Financial Report Spotlights Transparency

It's all about transparency.

So said Southampton Town Supervisor Skip Heaney as he and the town board gathered to review the Comprehensive Annual Financial Report of the Town of Southampton during a work session last Friday.

The report covers the fiscal year ending December 31, 2005, and was prepared by the office of the town comptroller, Charlene Kagel, and audited by the accounting firm of Albrecht, Viggiano, Zureck, & Company, PC.

The report, said Heaney, was prepared to meet the requirements of the Government Finance Officers Association Certificate of Achievement for Excellence in Financial Reporting program.

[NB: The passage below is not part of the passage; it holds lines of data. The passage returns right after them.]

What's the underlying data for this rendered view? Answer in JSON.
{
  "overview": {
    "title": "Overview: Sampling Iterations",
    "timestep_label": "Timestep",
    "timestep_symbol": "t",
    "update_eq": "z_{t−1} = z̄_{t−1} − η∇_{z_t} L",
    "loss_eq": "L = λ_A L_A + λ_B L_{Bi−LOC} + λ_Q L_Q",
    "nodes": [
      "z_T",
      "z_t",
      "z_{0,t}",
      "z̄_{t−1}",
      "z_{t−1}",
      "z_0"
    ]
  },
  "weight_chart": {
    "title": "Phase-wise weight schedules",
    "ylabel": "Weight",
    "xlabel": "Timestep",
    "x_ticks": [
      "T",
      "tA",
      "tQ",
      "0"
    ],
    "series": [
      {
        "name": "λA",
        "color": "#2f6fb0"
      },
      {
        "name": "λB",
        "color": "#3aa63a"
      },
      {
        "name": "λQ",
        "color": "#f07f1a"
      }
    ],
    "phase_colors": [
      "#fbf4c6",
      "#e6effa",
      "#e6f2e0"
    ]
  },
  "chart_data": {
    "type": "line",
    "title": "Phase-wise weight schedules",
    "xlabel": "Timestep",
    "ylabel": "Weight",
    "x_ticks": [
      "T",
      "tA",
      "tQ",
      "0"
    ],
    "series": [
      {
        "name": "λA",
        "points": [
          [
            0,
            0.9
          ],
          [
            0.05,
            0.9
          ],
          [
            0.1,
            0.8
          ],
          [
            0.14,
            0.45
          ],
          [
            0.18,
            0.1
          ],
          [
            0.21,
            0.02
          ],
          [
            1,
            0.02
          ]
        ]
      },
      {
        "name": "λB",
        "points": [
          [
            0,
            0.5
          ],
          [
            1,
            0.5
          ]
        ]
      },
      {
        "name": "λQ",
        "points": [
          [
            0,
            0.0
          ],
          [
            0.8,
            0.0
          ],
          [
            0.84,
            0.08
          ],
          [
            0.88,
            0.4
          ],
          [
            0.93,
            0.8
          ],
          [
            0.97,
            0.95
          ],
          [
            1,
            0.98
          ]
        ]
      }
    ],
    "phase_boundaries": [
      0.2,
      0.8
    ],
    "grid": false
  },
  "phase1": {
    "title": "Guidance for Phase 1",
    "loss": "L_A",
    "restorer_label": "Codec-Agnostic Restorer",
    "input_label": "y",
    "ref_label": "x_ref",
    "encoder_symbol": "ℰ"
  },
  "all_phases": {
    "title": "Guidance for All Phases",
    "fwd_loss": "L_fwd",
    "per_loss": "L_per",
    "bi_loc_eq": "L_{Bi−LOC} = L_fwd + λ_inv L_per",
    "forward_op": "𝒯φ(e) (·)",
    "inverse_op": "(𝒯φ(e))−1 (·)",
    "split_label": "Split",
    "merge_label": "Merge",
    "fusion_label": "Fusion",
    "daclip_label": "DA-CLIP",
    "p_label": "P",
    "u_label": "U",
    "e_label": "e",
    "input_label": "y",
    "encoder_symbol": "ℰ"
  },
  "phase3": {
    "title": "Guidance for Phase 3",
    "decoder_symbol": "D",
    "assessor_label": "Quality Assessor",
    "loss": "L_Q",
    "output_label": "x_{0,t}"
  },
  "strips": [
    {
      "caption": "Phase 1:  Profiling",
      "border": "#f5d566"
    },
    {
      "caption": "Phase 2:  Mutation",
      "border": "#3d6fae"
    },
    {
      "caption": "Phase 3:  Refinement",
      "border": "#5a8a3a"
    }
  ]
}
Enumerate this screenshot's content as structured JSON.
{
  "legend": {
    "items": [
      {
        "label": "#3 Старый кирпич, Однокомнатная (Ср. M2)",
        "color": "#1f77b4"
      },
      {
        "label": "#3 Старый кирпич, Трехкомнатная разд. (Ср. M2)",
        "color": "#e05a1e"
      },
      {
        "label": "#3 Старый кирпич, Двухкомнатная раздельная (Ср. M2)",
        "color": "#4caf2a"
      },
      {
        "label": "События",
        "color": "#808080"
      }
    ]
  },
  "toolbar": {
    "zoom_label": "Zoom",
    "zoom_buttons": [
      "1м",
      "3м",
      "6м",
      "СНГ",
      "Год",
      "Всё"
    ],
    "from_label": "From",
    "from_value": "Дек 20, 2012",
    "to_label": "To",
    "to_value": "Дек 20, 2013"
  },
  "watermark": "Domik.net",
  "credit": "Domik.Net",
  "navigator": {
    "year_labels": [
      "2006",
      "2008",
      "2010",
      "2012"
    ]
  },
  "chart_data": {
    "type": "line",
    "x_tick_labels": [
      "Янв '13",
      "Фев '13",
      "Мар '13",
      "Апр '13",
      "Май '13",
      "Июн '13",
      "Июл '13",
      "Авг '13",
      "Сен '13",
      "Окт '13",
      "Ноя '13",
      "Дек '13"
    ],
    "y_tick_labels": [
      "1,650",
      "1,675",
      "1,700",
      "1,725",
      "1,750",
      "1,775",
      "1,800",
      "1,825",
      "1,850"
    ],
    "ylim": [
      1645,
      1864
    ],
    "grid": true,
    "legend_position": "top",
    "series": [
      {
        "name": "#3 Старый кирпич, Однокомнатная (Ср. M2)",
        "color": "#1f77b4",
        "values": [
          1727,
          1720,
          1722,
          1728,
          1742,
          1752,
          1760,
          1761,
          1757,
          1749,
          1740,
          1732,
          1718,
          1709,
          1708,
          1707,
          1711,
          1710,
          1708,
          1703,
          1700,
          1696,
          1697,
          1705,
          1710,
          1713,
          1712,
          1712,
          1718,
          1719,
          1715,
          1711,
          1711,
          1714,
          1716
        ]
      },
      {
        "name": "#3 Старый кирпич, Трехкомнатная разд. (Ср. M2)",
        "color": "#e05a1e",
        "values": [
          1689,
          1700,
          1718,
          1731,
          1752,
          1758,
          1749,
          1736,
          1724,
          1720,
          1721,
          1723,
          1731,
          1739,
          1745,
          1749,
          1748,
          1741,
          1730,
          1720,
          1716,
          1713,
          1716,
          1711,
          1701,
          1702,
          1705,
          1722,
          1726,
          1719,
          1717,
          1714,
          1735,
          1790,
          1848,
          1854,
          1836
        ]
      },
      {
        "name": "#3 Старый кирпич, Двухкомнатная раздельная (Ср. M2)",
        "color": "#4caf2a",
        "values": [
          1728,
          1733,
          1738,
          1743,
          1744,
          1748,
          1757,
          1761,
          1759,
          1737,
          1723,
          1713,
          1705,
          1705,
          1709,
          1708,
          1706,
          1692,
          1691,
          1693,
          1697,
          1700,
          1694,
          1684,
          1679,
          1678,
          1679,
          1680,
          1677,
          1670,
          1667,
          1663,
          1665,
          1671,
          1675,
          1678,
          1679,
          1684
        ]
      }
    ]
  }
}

The 120-page document is organized into three parts, including an introductory section, a financial section and a statistical section. New additions to the report include a transmittal section, a statistics section and components regarding the town's housing authority. This information, said Heaney, was included in the "interest of full disclosure." A narrative is also included to explain the information in layman's terms.

The town's auditing firm commended the town for taking the steps to prepare such a thorough document. Only a few municipalities such as Huntington, Hempstead and Oyster Bay had set out on such an ambitious endeavor, firm representatives said. Southampton "is in the top 10% of governments in Long Island as far as fiscal reporting," they said.

Although most governments do not win the GFOA award their first year, the honor is considered "The Good Housekeeping seal of approval for governments," said representatives from the accounting firm.

The report also highlights Southampton's stellar accomplishments, such as its Moody's ranking: Due to many years of sound fiscal management, the report states, revenues have exceeded expenditures, creating almost a half billion dollars in assets and $53.5 million of fund balances, of which 15% is unrestricted and can be used for emergencies.

Due to the favorable financial trend, Moody's Investors Service has increased the town's bond rating three times in the past 10 years, from A1 to Aa1, allowing the town to borrow at low interest rates for present and future projects.

The document, said Heaney, "is an incredible level of transparent reporting. I think we've served our public well."